8.1.5. Storage#

Provide imports for storage sub-package.

class junifer.storage.BaseFeatureStorage(uri, storage_types, single_output=True)#

Abstract base class for feature storage.

For every interface that is required, one needs to provide a concrete implementation of this abstract class.

Parameters:

uristr or pathlib.Path: The path to the storage.
storage_typesstr or list of str: The available storage types for the class.
single_outputbool, optional: Whether to have single output (default True).

abstract collect()#

Collect data.

get_valid_inputs()#

Get valid storage types for input.

Returns:

list of str: The list of storage types that can be used as input for this ” “storage.

abstract list_features()#

List the features in the storage.

Returns:

dict: List of features in the storage. The keys are the feature names to be used in read_features() and the values are the metadata of each feature.

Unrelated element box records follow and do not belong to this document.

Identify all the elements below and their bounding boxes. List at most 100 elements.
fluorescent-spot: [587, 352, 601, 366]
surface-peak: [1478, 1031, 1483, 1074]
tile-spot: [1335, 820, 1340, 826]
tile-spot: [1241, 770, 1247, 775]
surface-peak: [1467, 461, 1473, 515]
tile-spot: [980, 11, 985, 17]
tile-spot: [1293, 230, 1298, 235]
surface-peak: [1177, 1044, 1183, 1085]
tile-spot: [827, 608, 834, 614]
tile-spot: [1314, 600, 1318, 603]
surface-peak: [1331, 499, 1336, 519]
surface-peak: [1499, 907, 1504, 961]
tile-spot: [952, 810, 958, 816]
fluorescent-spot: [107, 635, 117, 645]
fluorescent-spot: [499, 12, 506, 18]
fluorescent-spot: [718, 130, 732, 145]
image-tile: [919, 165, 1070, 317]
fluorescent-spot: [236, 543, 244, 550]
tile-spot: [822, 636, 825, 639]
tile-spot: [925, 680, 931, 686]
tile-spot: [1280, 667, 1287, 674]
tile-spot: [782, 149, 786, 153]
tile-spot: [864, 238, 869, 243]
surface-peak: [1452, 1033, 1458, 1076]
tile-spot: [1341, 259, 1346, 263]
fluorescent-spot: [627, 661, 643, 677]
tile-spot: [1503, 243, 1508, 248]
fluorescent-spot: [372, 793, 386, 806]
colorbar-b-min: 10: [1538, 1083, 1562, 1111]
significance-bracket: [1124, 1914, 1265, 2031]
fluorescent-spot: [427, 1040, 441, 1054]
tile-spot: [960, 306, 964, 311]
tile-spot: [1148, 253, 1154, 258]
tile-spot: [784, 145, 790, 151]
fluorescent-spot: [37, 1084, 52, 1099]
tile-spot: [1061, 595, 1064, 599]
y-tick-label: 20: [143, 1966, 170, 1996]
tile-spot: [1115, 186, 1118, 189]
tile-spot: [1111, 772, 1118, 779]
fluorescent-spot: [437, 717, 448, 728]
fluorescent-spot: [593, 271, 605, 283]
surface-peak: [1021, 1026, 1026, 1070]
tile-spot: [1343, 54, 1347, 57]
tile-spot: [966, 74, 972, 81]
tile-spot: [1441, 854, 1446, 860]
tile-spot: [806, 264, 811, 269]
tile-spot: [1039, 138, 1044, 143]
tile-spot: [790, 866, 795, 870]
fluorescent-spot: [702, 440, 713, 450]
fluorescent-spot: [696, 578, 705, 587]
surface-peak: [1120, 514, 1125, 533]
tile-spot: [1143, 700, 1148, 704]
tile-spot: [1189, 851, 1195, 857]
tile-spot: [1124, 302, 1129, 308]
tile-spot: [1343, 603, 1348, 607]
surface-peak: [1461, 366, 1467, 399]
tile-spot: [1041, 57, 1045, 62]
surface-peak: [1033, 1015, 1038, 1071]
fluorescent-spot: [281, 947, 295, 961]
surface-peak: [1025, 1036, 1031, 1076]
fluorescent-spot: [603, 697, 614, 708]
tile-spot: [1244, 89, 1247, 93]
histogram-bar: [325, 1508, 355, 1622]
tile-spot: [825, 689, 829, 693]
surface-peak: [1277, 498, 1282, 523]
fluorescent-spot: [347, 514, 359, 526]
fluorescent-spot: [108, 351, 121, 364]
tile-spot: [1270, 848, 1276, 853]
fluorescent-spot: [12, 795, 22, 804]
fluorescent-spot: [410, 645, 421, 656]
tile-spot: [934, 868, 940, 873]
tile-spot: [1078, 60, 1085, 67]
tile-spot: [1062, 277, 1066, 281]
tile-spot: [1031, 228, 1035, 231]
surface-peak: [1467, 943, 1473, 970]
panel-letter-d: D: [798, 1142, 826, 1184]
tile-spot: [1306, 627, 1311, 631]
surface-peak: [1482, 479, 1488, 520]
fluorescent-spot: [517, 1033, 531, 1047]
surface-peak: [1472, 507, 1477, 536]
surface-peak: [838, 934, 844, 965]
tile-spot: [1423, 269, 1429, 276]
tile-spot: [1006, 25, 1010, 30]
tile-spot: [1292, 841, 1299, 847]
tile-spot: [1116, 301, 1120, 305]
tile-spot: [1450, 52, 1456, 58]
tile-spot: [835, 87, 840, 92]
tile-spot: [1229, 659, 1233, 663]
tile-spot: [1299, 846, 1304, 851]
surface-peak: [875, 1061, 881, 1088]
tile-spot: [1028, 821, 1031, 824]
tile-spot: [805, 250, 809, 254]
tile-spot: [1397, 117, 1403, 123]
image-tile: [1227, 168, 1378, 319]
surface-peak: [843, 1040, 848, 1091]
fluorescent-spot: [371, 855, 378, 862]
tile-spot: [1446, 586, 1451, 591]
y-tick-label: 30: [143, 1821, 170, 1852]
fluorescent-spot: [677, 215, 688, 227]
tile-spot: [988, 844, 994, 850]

abstract read_df(feature_name=None, feature_md5=None)#

Read feature into a pandas DataFrame.

Parameters:

feature_namestr, optional: Name of the feature to read (default None).
feature_md5str, optional: MD5 hash of the feature to read (default None).

Returns:

pandas.DataFrame: The features as a dataframe.

store(kind, **kwargs)#

Store extracted features data.

Parameters:

kind{“matrix”, “timeseries”, “table”}: The storage kind.
**kwargs: The keyword arguments.

Raises:

ValueError: If kind is invalid.

store_matrix(meta_md5, element, data, col_names=None, row_names=None, matrix_kind='full', diagonal=True)#

Store matrix.

Parameters:

meta_md5str

The metadata MD5 hash.

elementdict

The element as a dictionary.

datanumpy.ndarray

The matrix data to store.

col_nameslist or tuple of str, optional

The column names (default None).

row_namesstr, optional

The column name to use in case number of rows greater than 1. If None and number of rows greater than 1, then the name will be “index” (default None).

matrix_kindstr, optional

The kind of matrix:

triu : store upper triangular only
tril : store lower triangular
full : full matrix

(default “full”).

diagonalbool, optional

Whether to store the diagonal. If matrix_kind is “full”, setting this to False will raise an error (default True).

abstract store_metadata(meta_md5, element, meta)#

Store metadata.

Parameters:

meta_md5str: The metadata MD5 hash.
elementdict: The element as a dictionary.
metadict: The metadata as a dictionary.

store_table(meta_md5, element, data, columns=None, rows_col_name=None)#

Store table.

Parameters:

meta_md5str: The metadata MD5 hash.
elementdict: The element as a dictionary.
datanumpy.ndarray or list: The table data to store.
columnslist or tuple of str, optional: The columns (default None).
rows_col_namestr, optional: The column name to use in case number of rows greater than 1. If None and number of rows greater than 1, then the name will be “index” (default None).

store_timeseries(meta_md5, element, data, columns=None)#

Implement timeseries storing.

Parameters:

meta_md5str: The metadata MD5 hash.
elementdict: The element as a dictionary.
datanumpy.ndarray: The timeseries data to store.
columnslist or tuple of str, optional: The column labels (default None).

validate(input_)#

Validate the input to the pipeline step.

Parameters:

input_list of str: The input to the pipeline step.

Raises:

ValueError: If the input_ is invalid.

class junifer.storage.PandasBaseFeatureStorage(uri, single_output=True, **kwargs)#

Abstract base class for feature storage via pandas.

For every interface that is required, one needs to provide a concrete implementation of this abstract class.

Parameters:

uristr or pathlib.Path: The path to the storage.
single_outputbool, optional: Whether to have single output (default True).
**kwargs: Keyword arguments passed to superclass.